← Back to context

Comment by synthetic-echo

1 day ago

Just an anecdote and not necessarily generalizable, but I can at least give one example:

I'm in academia doing ML research where, for all intents and purposes, we work exclusively in Python. We had a massive CSV dataset which required sorting, filtering, and other data transformations. Without getting into details, we had to rerun the entire process when new data came in roughly every week. Even using every trick to speed up the Python code, it took around 3 days.

I got so annoyed by it that I decided to rewrite it in a compiled language. Since it had been a few years since I've written any C/C++, which was only for a single class in undergrad and I remember very little of, I decided to give Go a try.

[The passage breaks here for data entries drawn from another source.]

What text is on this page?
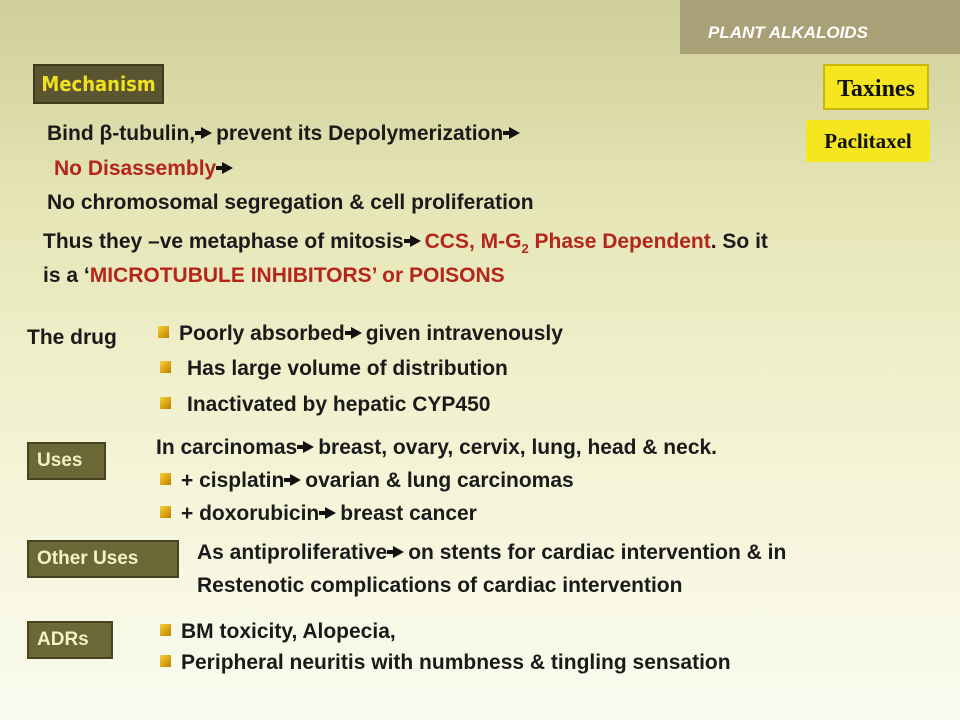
PLANT ALKALOIDS
Mechanism	Taxines
Paclitaxel
Bind β-tubulin, prevent its Depolymerization
No Disassembly
No chromosomal segregation & cell proliferation
Thus they –ve metaphase of mitosis CCS, $M-G_2$ Phase Dependent. So it
is a ‘MICROTUBULE INHIBITORS’ or POISONS
The drug	Poorly absorbed given intravenously
Has large volume of distribution
Inactivated by hepatic CYP450
Uses
In carcinomas breast, ovary, cervix, lung, head & neck.
+ cisplatin ovarian & lung carcinomas
+ doxorubicin breast cancer
Other Uses	As antiproliferative on stents for cardiac intervention & in
Restenotic complications of cardiac intervention
ADRs	BM toxicity, Alopecia,
Peripheral neuritis with numbness & tingling sensation
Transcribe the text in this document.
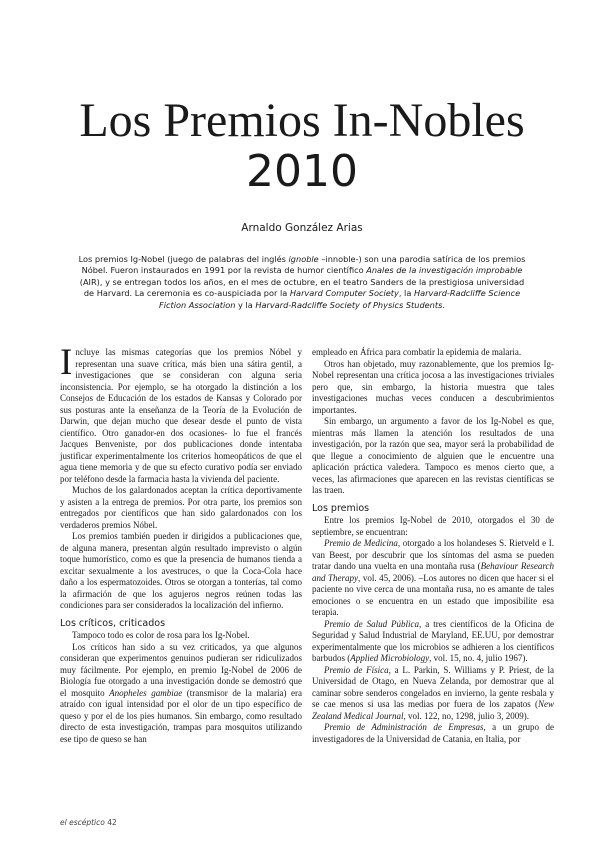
Los Premios In-Nobles
2010
Arnaldo González Arias
Los premios Ig-Nobel (juego de palabras del inglés ignoble –innoble-) son una parodia satírica de los premios Nóbel. Fueron instaurados en 1991 por la revista de humor científico Anales de la investigación improbable (AIR), y se entregan todos los años, en el mes de octubre, en el teatro Sanders de la prestigiosa universidad de Harvard. La ceremonia es co-auspiciada por la Harvard Computer Society, la Harvard-Radcliffe Science Fiction Association y la Harvard-Radcliffe Society of Physics Students.

Incluye las mismas categorías que los premios Nóbel y representan una suave crítica, más bien una sátira gentil, a investigaciones que se consideran con alguna seria inconsistencia. Por ejemplo, se ha otorgado la distinción a los Consejos de Educación de los estados de Kansas y Colorado por sus posturas ante la enseñanza de la Teoría de la Evolución de Darwin, que dejan mucho que desear desde el punto de vista científico. Otro ganador-en dos ocasiones- lo fue el francés Jacques Benveniste, por dos publicaciones donde intentaba justificar experimentalmente los criterios homeopáticos de que el agua tiene memoria y de que su efecto curativo podía ser enviado por teléfono desde la farmacia hasta la vivienda del paciente.

Muchos de los galardonados aceptan la crítica deportivamente y asisten a la entrega de premios. Por otra parte, los premios son entregados por científicos que han sido galardonados con los verdaderos premios Nóbel.

Los premios también pueden ir dirigidos a publicaciones que, de alguna manera, presentan algún resultado imprevisto o algún toque humorístico, como es que la presencia de humanos tienda a excitar sexualmente a los avestruces, o que la Coca-Cola hace daño a los espermatozoides. Otros se otorgan a tonterías, tal como la afirmación de que los agujeros negros reúnen todas las condiciones para ser considerados la localización del infierno.

Los críticos, criticados

Tampoco todo es color de rosa para los Ig-Nobel.

Los críticos han sido a su vez criticados, ya que algunos consideran que experimentos genuinos pudieran ser ridiculizados muy fácilmente. Por ejemplo, en premio Ig-Nobel de 2006 de Biología fue otorgado a una investigación donde se demostró que el mosquito Anopheles gambiae (transmisor de la malaria) era atraído con igual intensidad por el olor de un tipo específico de queso y por el de los pies humanos. Sin embargo, como resultado directo de esta investigación, trampas para mosquitos utilizando ese tipo de queso se han

empleado en África para combatir la epidemia de malaria.

Otros han objetado, muy razonablemente, que los premios Ig-Nobel representan una crítica jocosa a las investigaciones triviales pero que, sin embargo, la historia muestra que tales investigaciones muchas veces conducen a descubrimientos importantes.

Sin embargo, un argumento a favor de los Ig-Nobel es que, mientras más llamen la atención los resultados de una investigación, por la razón que sea, mayor será la probabilidad de que llegue a conocimiento de alguien que le encuentre una aplicación práctica valedera. Tampoco es menos cierto que, a veces, las afirmaciones que aparecen en las revistas científicas se las traen.

Los premios

Entre los premios Ig-Nobel de 2010, otorgados el 30 de septiembre, se encuentran:

Premio de Medicina, otorgado a los holandeses S. Rietveld e I. van Beest, por descubrir que los síntomas del asma se pueden tratar dando una vuelta en una montaña rusa (Behaviour Research and Therapy, vol. 45, 2006). –Los autores no dicen que hacer si el paciente no vive cerca de una montaña rusa, no es amante de tales emociones o se encuentra en un estado que imposibilite esa terapia.

Premio de Salud Pública, a tres científicos de la Oficina de Seguridad y Salud Industrial de Maryland, EE.UU, por demostrar experimentalmente que los microbios se adhieren a los científicos barbudos (Applied Microbiology, vol. 15, no. 4, julio 1967).

Premio de Física, a L. Parkin, S. Williams y P. Priest, de la Universidad de Otago, en Nueva Zelanda, por demostrar que al caminar sobre senderos congelados en invierno, la gente resbala y se cae menos si usa las medias por fuera de los zapatos (New Zealand Medical Journal, vol. 122, no, 1298, julio 3, 2009).

Premio de Administración de Empresas, a un grupo de investigadores de la Universidad de Catania, en Italia, por

el escéptico 42
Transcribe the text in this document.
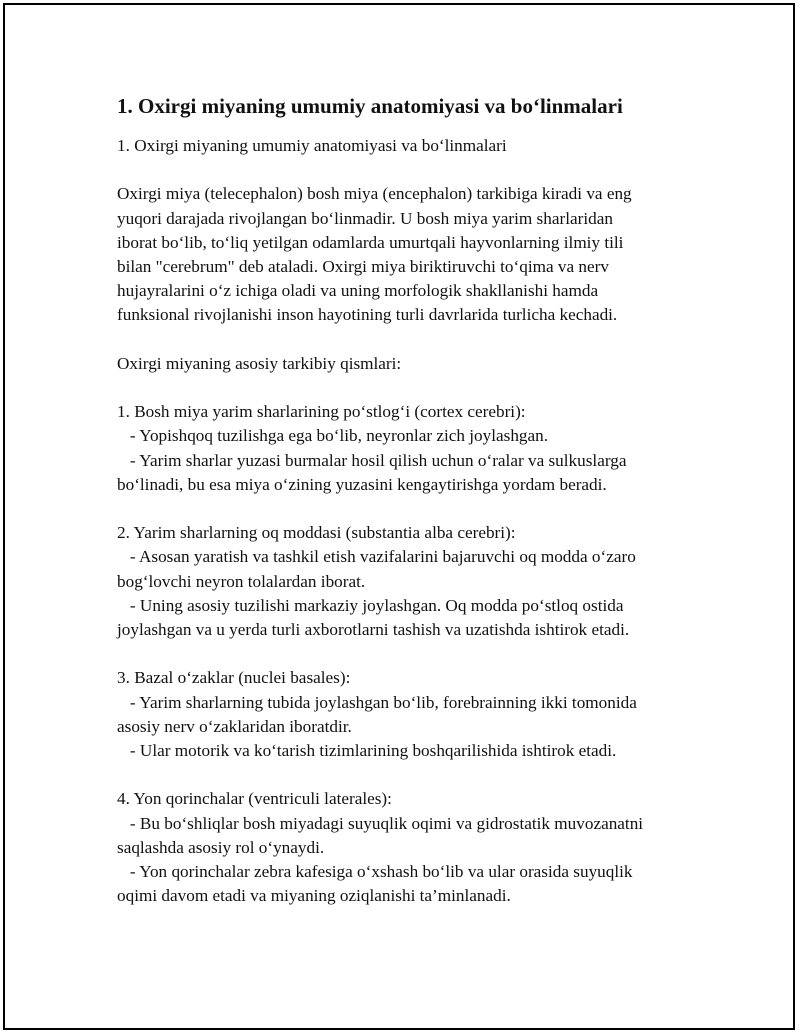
1. Oxirgi miyaning umumiy anatomiyasi va bo‘linmalari
1. Oxirgi miyaning umumiy anatomiyasi va bo‘linmalari
Oxirgi miya (telecephalon) bosh miya (encephalon) tarkibiga kiradi va eng
yuqori darajada rivojlangan bo‘linmadir. U bosh miya yarim sharlaridan
iborat bo‘lib, to‘liq yetilgan odamlarda umurtqali hayvonlarning ilmiy tili
bilan "cerebrum" deb ataladi. Oxirgi miya biriktiruvchi to‘qima va nerv
hujayralarini o‘z ichiga oladi va uning morfologik shakllanishi hamda
funksional rivojlanishi inson hayotining turli davrlarida turlicha kechadi.
Oxirgi miyaning asosiy tarkibiy qismlari:
1. Bosh miya yarim sharlarining po‘stlog‘i (cortex cerebri):
- Yopishqoq tuzilishga ega bo‘lib, neyronlar zich joylashgan.
- Yarim sharlar yuzasi burmalar hosil qilish uchun o‘ralar va sulkuslarga
bo‘linadi, bu esa miya o‘zining yuzasini kengaytirishga yordam beradi.
2. Yarim sharlarning oq moddasi (substantia alba cerebri):
- Asosan yaratish va tashkil etish vazifalarini bajaruvchi oq modda o‘zaro
bog‘lovchi neyron tolalardan iborat.
- Uning asosiy tuzilishi markaziy joylashgan. Oq modda po‘stloq ostida
joylashgan va u yerda turli axborotlarni tashish va uzatishda ishtirok etadi.
3. Bazal o‘zaklar (nuclei basales):
- Yarim sharlarning tubida joylashgan bo‘lib, forebrainning ikki tomonida
asosiy nerv o‘zaklaridan iboratdir.
- Ular motorik va ko‘tarish tizimlarining boshqarilishida ishtirok etadi.
4. Yon qorinchalar (ventriculi laterales):
- Bu bo‘shliqlar bosh miyadagi suyuqlik oqimi va gidrostatik muvozanatni
saqlashda asosiy rol o‘ynaydi.
- Yon qorinchalar zebra kafesiga o‘xshash bo‘lib va ular orasida suyuqlik
oqimi davom etadi va miyaning oziqlanishi ta’minlanadi.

I was able to learn enough of the language and write up a simple program to do the data processing in less than a few hours, which reduced the time it took from 3+ days to less than 2 hours.

I unfortunately haven't had a chance or a need to write any more Go since then. I'm sure other compiled, GC languages (e.g., Nim) would've been just as productive or performant, but I know that C/C++ would've taken me much longer to figure out and would've been much harder to read/understand for the others that work with me who pretty much only know Python. I'm fairly certain that if any of them needed to add to the program, they'd be able to do so without wasting more than a day to do so.

Did you try scipy/numpy or any python library with a compiled implementation before picking up Go?

  • Of course, but the dataset was mostly strings that needed to be cross-referenced with GIS data. Tried every library under the sun. The greatest speed up I got was using polars to process the mostly-string CSVs, but didn't help much. With that said, I think polars was also just released when we were working with that dataset and I'm sure there's been a lot of performance improvements since then.